Somewhere along the way, her relationship with running matured into a full-fledged love. She met her husband at a running camp in high school, and they ran a 5K together on the morning of their wedding.

But there was a time when D’Amato thought she’d hung up her running shoes for good. After college, she was racing with the club DC Elite when doctors told her two bones in her foot that were not supposed to be connected had in fact been connected since birth.

The condition put pressure on all the other bones in her foot, and her insurance wouldn’t cover the surgery. The problem was classified as a pre-existing condition and the price tag was five figures.

But D’Amato was not ready for her career to end.

“It hurt, it kind of felt like running broke up with me in a way,” she said with a laugh.
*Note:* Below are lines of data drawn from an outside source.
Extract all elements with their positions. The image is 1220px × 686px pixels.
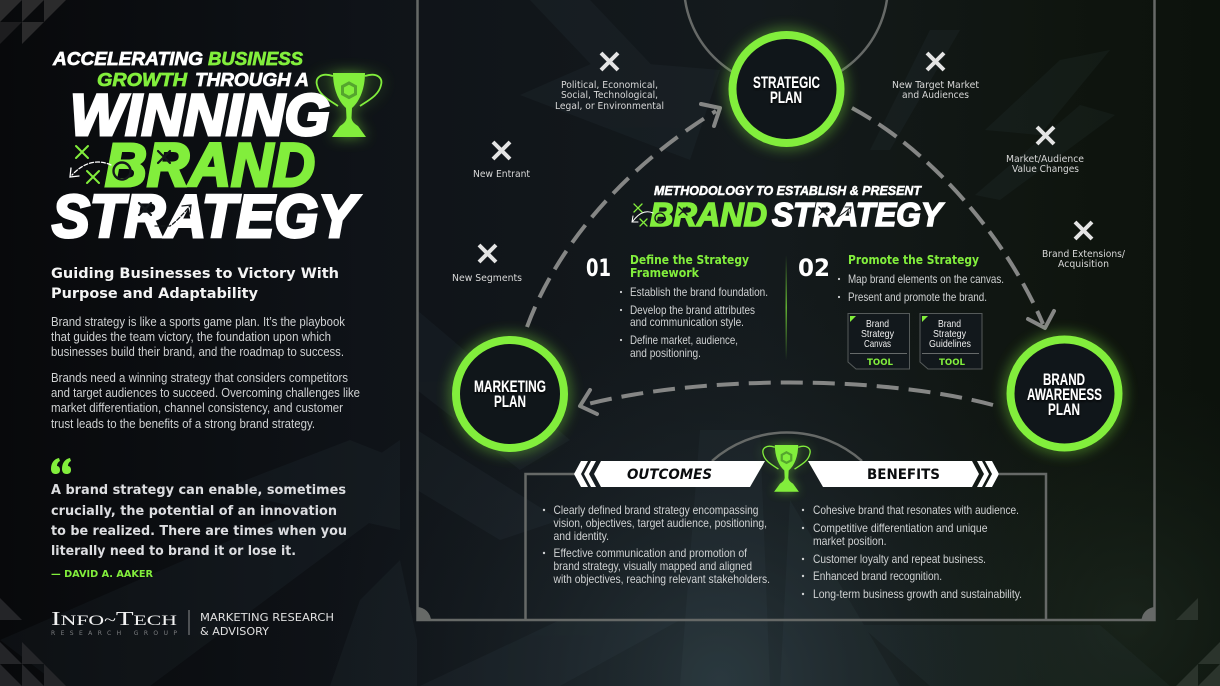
tool card: brand strategy guidelines: Strategy <box>933 328 967 340</box>
methodology heading: BRAND <box>650 196 767 233</box>
icon: center trophy <box>763 445 810 492</box>
marker: brand extensions: Brand Extensions/ <box>1042 249 1126 260</box>
marker: market/audience value changes: Value Changes <box>1012 164 1079 175</box>
step 01: define the strategy framework: Define the Strategy <box>630 253 749 267</box>
node: brand awareness plan: AWARENESS <box>1027 386 1102 404</box>
left column: second paragraph: Brands need a winning strategy that considers competitors <box>51 370 348 385</box>
tool card: brand strategy canvas: Canvas <box>864 338 891 350</box>
step 01: define the strategy framework: and communication style. <box>630 315 744 329</box>
left column: second paragraph: and target audiences to succeed. Overcoming challenges like <box>51 385 360 400</box>
logo <box>51 608 334 638</box>
left column: intro paragraph: Brand strategy is like a sports game plan. It’s the playbook <box>51 314 345 329</box>
logo: MARKETING RESEARCH <box>200 612 334 624</box>
outcomes list: Effective communication and promotion of <box>554 546 748 560</box>
marker: political, economical <box>555 53 664 112</box>
step 01: define the strategy framework: Framework <box>630 266 700 280</box>
banner: outcomes <box>574 461 765 487</box>
node: strategic plan: PLAN <box>770 89 802 107</box>
tool card: brand strategy canvas: Brand <box>866 318 889 330</box>
logo: INFO~ T ECH <box>51 608 177 630</box>
title line 1: ACCELERATING <box>52 48 203 69</box>
step 01: define the strategy framework <box>586 253 768 360</box>
benefits list: Customer loyalty and repeat business. <box>813 552 986 566</box>
left column: intro paragraph: that guides the team victory, the foundation upon which <box>51 329 331 344</box>
benefits list: Long-term business growth and sustainability. <box>813 587 1022 601</box>
outcomes list: vision, objectives, target audience, positioning, <box>554 516 767 530</box>
marker: market/audience value changes <box>1006 127 1084 175</box>
banner: benefits: BENEFITS <box>867 467 940 483</box>
quote attribution: — DAVID A. AAKER <box>51 569 154 580</box>
tool card: brand strategy guidelines <box>920 314 982 369</box>
left column: intro paragraph: businesses build their brand, and the roadmap to success. <box>51 344 344 359</box>
banner: outcomes: OUTCOMES <box>627 467 712 483</box>
tool card: brand strategy guidelines: Brand <box>938 318 961 330</box>
outcomes list: brand strategy, visually mapped and aligned <box>554 559 752 573</box>
title line 2: GROWTH <box>97 69 188 90</box>
node: marketing plan <box>455 339 565 449</box>
title word: brand: BRAND <box>105 131 315 199</box>
left column: subheading <box>51 266 339 302</box>
title line 1: BUSINESS <box>208 48 304 69</box>
marker: new target market: New Target Market <box>892 80 979 91</box>
outcomes list: with objectives, reaching relevant stakeholders. <box>553 572 770 586</box>
quote: A brand strategy can enable, sometimes <box>51 482 346 498</box>
arrow: strategic plan to brand awareness plan <box>852 108 1054 328</box>
marker: brand extensions <box>1042 222 1126 270</box>
banner: benefits <box>808 461 999 487</box>
step 02: promote the strategy <box>798 253 1004 304</box>
benefits list: Competitive differentiation and unique <box>813 521 988 535</box>
step 01: define the strategy framework: Develop the brand attributes <box>630 303 755 317</box>
methodology heading <box>632 184 945 233</box>
playbook marks <box>70 146 191 226</box>
step 01: define the strategy framework: Establish the brand foundation. <box>630 285 768 299</box>
step 02: promote the strategy: Present and promote the brand. <box>848 290 987 304</box>
logo: RESEARCH GROUP <box>51 630 177 637</box>
marker: political, economical: Social, Technological, <box>561 90 658 101</box>
marker: new target market: and Audiences <box>902 90 969 101</box>
quote: crucially, the potential of an innovation <box>51 503 337 519</box>
left column: second paragraph <box>51 370 360 431</box>
tool card: brand strategy canvas: TOOL <box>867 358 893 368</box>
node: brand awareness plan: PLAN <box>1048 401 1080 419</box>
step 01: define the strategy framework: and positioning. <box>630 346 701 360</box>
left column: intro paragraph <box>51 314 345 359</box>
node: marketing plan: PLAN <box>494 393 526 411</box>
arrow: brand awareness plan to marketing plan <box>580 382 993 414</box>
node: brand awareness plan <box>1010 338 1120 448</box>
node: strategic plan <box>732 34 842 144</box>
benefits list: Cohesive brand that resonates with audience. <box>813 503 1019 517</box>
icon: quotation mark <box>51 458 71 474</box>
marker: new entrant <box>473 142 530 180</box>
left column: second paragraph: trust leads to the benefits of a strong brand strategy. <box>51 416 315 431</box>
methodology heading: METHODOLOGY TO ESTABLISH & PRESENT <box>654 184 922 198</box>
left column: second paragraph: market differentiation, channel consistency, and customer <box>51 400 344 415</box>
outcomes list: and identity. <box>554 529 609 543</box>
step 02: promote the strategy: 02 <box>798 254 830 282</box>
title line 2 <box>97 69 309 90</box>
arrow: marketing plan to strategic plan <box>527 104 720 327</box>
left column: title block <box>52 48 381 250</box>
step 01: define the strategy framework: 01 <box>586 254 611 282</box>
benefits list: Enhanced brand recognition. <box>813 569 942 583</box>
tool card: brand strategy guidelines: Guidelines <box>929 338 971 350</box>
benefits list <box>802 503 1022 601</box>
marker: brand extensions: Acquisition <box>1058 259 1109 270</box>
marker: political, economical: Legal, or Environmental <box>555 101 664 112</box>
quote: to be realized. There are times when you <box>51 523 347 539</box>
tool card: brand strategy guidelines: TOOL <box>939 358 965 368</box>
quote <box>51 482 347 559</box>
logo: & ADVISORY <box>200 626 270 638</box>
playing field frame <box>417 0 1156 621</box>
title word: strategy: STRATEGY <box>52 183 361 250</box>
benefits list: market position. <box>813 534 886 548</box>
marker: new segments: New Segments <box>452 273 522 284</box>
divider <box>786 255 787 360</box>
marker: political, economical: Political, Economical, <box>561 80 658 91</box>
marker: market/audience value changes: Market/Audience <box>1006 154 1084 165</box>
marker: new target market <box>892 53 979 101</box>
tool card: brand strategy canvas <box>848 314 910 369</box>
node: brand awareness plan: BRAND <box>1043 371 1085 389</box>
title word: winning: WINNING <box>70 83 330 148</box>
title line 1 <box>52 48 304 69</box>
left column: subheading: Purpose and Adaptability <box>51 286 259 302</box>
step 02: promote the strategy: Promote the Strategy <box>848 253 979 267</box>
step 02: promote the strategy: Map brand elements on the canvas. <box>848 272 1004 286</box>
node: strategic plan: STRATEGIC <box>753 74 820 92</box>
tool card: brand strategy canvas: Strategy <box>861 328 895 340</box>
outcomes list: Clearly defined brand strategy encompassing <box>554 503 758 517</box>
methodology heading: STRATEGY <box>772 196 945 233</box>
outcomes list <box>543 503 770 586</box>
left column: subheading: Guiding Businesses to Victory With <box>51 266 339 282</box>
quote: literally need to brand it or lose it. <box>51 543 296 559</box>
marker: new segments <box>452 245 522 284</box>
node: marketing plan: MARKETING <box>474 378 546 396</box>
title line 2: THROUGH A <box>195 69 309 90</box>
icon: trophy <box>317 73 381 137</box>
marker: new entrant: New Entrant <box>473 169 530 180</box>
step 01: define the strategy framework: Define market, audience, <box>630 333 738 347</box>
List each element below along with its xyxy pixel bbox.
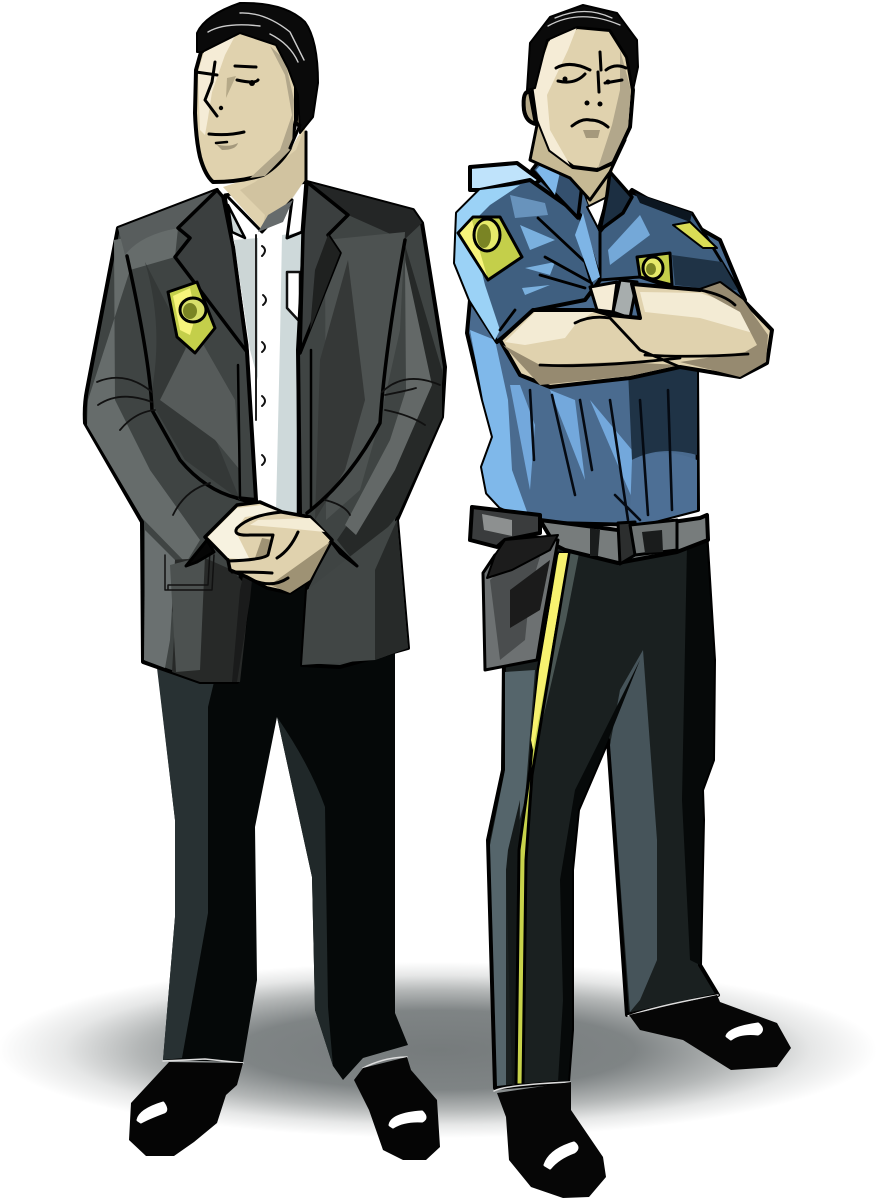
ear	[524, 92, 536, 124]
collar and neck	[223, 125, 307, 238]
badge	[168, 282, 215, 353]
hair	[197, 3, 318, 133]
figure: plainclothes officer in suit	[85, 3, 445, 1160]
watch	[613, 280, 637, 318]
shirt buttons	[262, 246, 266, 465]
hands	[205, 502, 332, 593]
collar and placket	[532, 157, 632, 282]
trousers	[157, 560, 408, 1080]
holster	[470, 507, 558, 670]
shirt upper: shoulders and sleeves	[455, 163, 745, 342]
shoes	[129, 1057, 440, 1160]
head	[195, 30, 296, 182]
shoes	[497, 995, 791, 1198]
face shading	[533, 27, 577, 165]
ear	[296, 84, 313, 128]
facial features	[556, 52, 626, 127]
arm patch: left shoulder	[458, 217, 522, 280]
belt	[540, 515, 708, 564]
head	[532, 27, 633, 170]
shoulder patch: right shoulder	[673, 222, 717, 248]
hair	[527, 5, 638, 90]
floor shadow	[0, 962, 877, 1138]
figure: uniformed officer	[455, 5, 791, 1198]
chest badge	[637, 253, 672, 285]
shirt	[225, 182, 307, 520]
crossed arms	[500, 282, 772, 387]
face shading	[198, 36, 235, 135]
trousers	[488, 530, 718, 1091]
shirt body	[467, 170, 745, 525]
jacket	[85, 182, 445, 682]
neck	[530, 120, 625, 200]
facial features	[196, 62, 258, 135]
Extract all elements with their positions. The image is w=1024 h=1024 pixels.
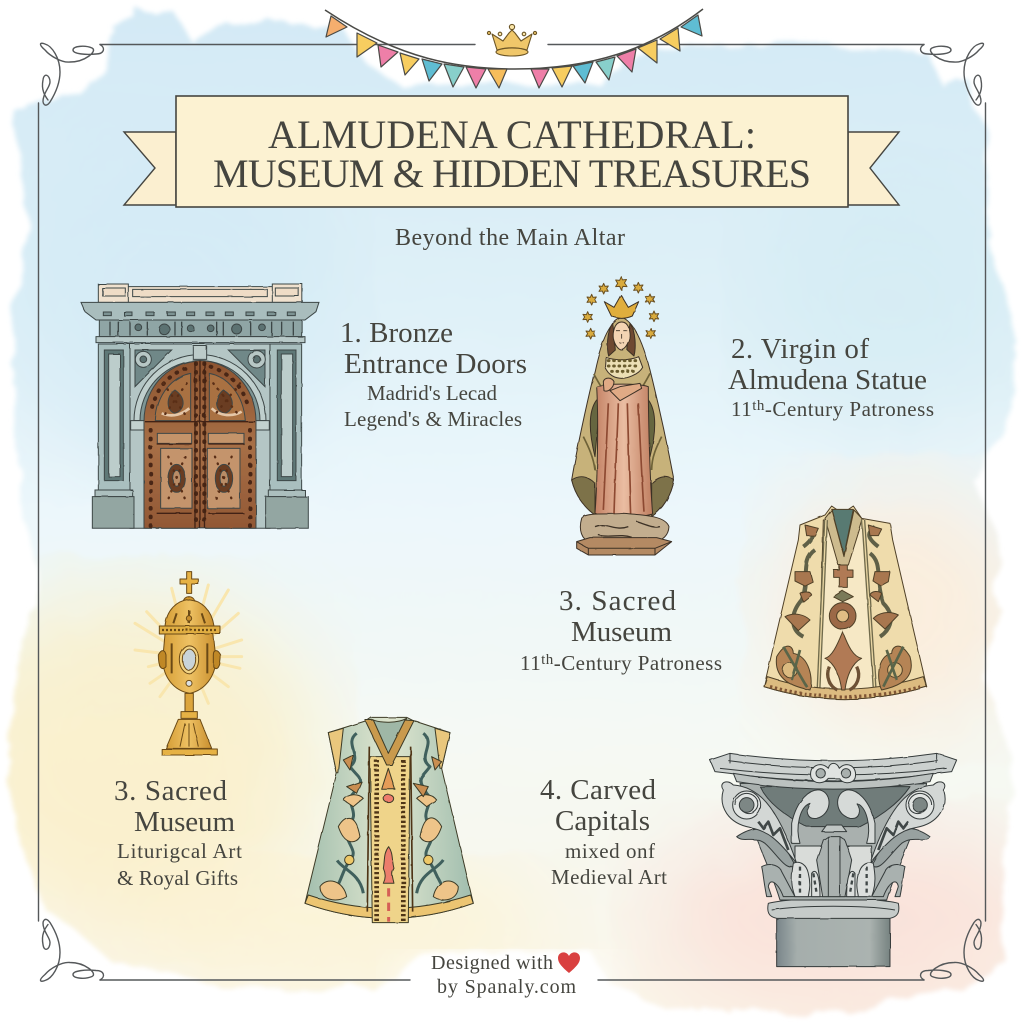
illustration: green embroidered vestment: [305, 717, 473, 923]
item 1 text: bronze doors: 1. Bronze: [340, 317, 453, 349]
item 1 text: bronze doors: Entrance Doors: [344, 348, 527, 380]
footer credit: Designed with: [431, 952, 553, 974]
item 4 text: carved capitals: 4. Carved: [540, 774, 656, 806]
item 3 text: sacred museum, right: -Century Patroness: [554, 651, 722, 675]
item 3 text: sacred museum, left: [114, 775, 242, 890]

Life happened next. She became a real estate agent, got married and had two children. She also acquired better health insurance and finally had the surgery on her foot.

After having her second child, D’Amato tried running for three minutes. She made it 90 seconds, cried and walked home.

But then that became four minutes, which turned into 10. Then she ran a 5K, then a 10K, then signed up for a marathon and completed it. In 2017, she ran the Richmond Marathon and finished two minutes off the Olympic qualifying time.

“Once I hit that I was like ‘OK, now I’ve got to go for it. Just put my chips all-in and see what I can do,” she said.

Not long after, she hit the requisite under-two hours and 45 minutes time threshold for the Olympic trials.

Running has been integral to D’Amato’s life. Instead of dinner or dancing dates, she and her husband hire a babysitter to come over at 7 a.m. so they can go on a running date.

Her pregnancies were an obstacle. She gained an abnormal amount of weight and never envisioned herself returning to elite status.

“If you would’ve told me when I was coming back, that a year from now I would qualify for the Olympic trials, I would have just laughed in your face,” she said with a note of pride in her voice.

“There was no way that Keira was going to get there.”

She was able to do it by focusing on incremental progress, taking a few victory laps after finishing her first 5K as if she’d won Olympic gold.

The Richmond running community, she added, was vital to her journey. Its support, in addition to her family’s, made the improbable comeback possible.

“The Richmond running community as a whole has been so supportive and so motivating and so encouraging that it gives me so much extra fuel for my fire to get in there [Atlanta] and tear it up,” she said.

“That’s the one thing I want to say to Richmond is thank you for your support, thank you for believing in me. Some people in Richmond believe in me more than I do myself, and I have a big ego so that’s a lot.”

The grind of getting back to a place where she could think about elite national competitions like the Olympic trials reminded D’Amato of high school, when she didn’t even want to finish a race.

There weren’t any golf balls to look out for this time, but it was no matter. She had stopped worrying about finishing a long time ago.